Emergono le linee guida che saranno alla base dell’azione del governo Draghi. Le priorità ribadite dall’ex governatore della Banca centrale europea sono principalmente 2: l’organizzazione della campagna di vaccinazione (definita “l’emergenza più imminente” per riprendere lavori e consumi) e la gestione del Recovery Fund e dei relativi progetti. In base a quest’ultimo aspetto, l’intenzione è di varare 3 “super” riforme: pubblica amministrazione, giustizia civile e fisco. Vi sono comunque altre tematiche su cui dovrà fare sintesi andando incontro alle varie anime che comporranno la maggioranza.
La giustizia
Quanto alla giustizia, Emma Bonino di +Europa ha riferito di aver sottoposto a Draghi i nodi più importanti che andranno sbrogliati: “Da questo punto di vista abbiamo aggiunto non solo la giustizia amministrativa e civile, ma anche quella penale con l’addentellato drammatico della situazione delle carceri italiane“. Vittorio Sgabri ha infatti confermato che il presidente incaricato giudica “importantissima anche la riforma della giustizia penale“.

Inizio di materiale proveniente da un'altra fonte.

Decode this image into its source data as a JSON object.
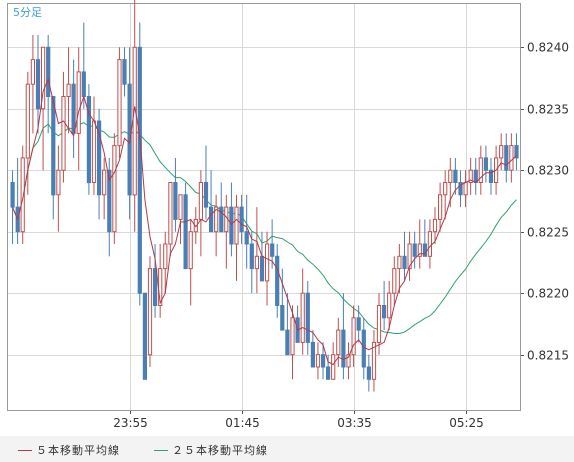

Draghi avrebbe fatto più volte riferimento alla preoccupante situazione degli studenti, che al più presto devono poter tornare a fare lezione in presenza in totale sicurezza. Innanzitutto sarebbe emersa la necessità di riorganizzare il calendario scolastico, magari allungando di un mese l’anno scolastico (fino a fine giugno) per recuperare i giorni persi. Sarebbero poi previste assunzioni di docenti per farsi trovare preparati alla ripresa di settembre evitando così il problema delle cattedre vacanti.
L’Europa
Il socialista Riccardo Nencini al termine del colloquio ha fatto sapere che tra i punti cardine vi sono “una forte cornice europeista e il richiamo all’atlantismo“. Draghi avrebbe messo sul tavolo la questione di un bilancio comune europeo “e quindi una visione che non riguarda soltanto il presente ma un’impostazione futura“. Secondo Bruno Tabacci, leader di Centro democratico, il quadro politico in Ue sta per cambiare significativamente a nostro favore: “Con Draghi l’Italia si candida ad essere un Paese guida in Europa. Finora ad ora in ogni vertice ci si chiedeva ‘Che dirà la Merkel?’ ‘Che dirà Macron?’. Vedrete che ora ci si chiederà cosa dice Draghi“.
In tal senso vanno registrate le dichiarazioni di Christine Lagarde, presidente della Bce, che ha usato parole al miele per il ruolo del suo predecessore: “È una fortuna“. Ritiene che sia un’opportunità per l’Italia e per l’Europa il fatto che Draghi abbia accettato la sfida “di fare uscire l’Italia dalla crisi economica e sociale, mentre è il Paese più colpito dalla pandemia nell’area dell’Euro“. A suo giudizio “il 2021 sarà un anno di ripresa“.
La lotta al Covid
Da aspettarsi notevoli cambiamenti nella metodologia per limitare la diffusione del Covid-19. Sul fronte sanitario, ha riferito Antonio Tasso del Maie, sarebbero stati chiaramente indicati un efficace piano vaccinale e una riorganizzazione dei presidi sanitari “che consentirebbe l’adozione di normative comportamentali meno impattanti e meno stringenti e di conseguenza più a favore dell’economia e della socialità“.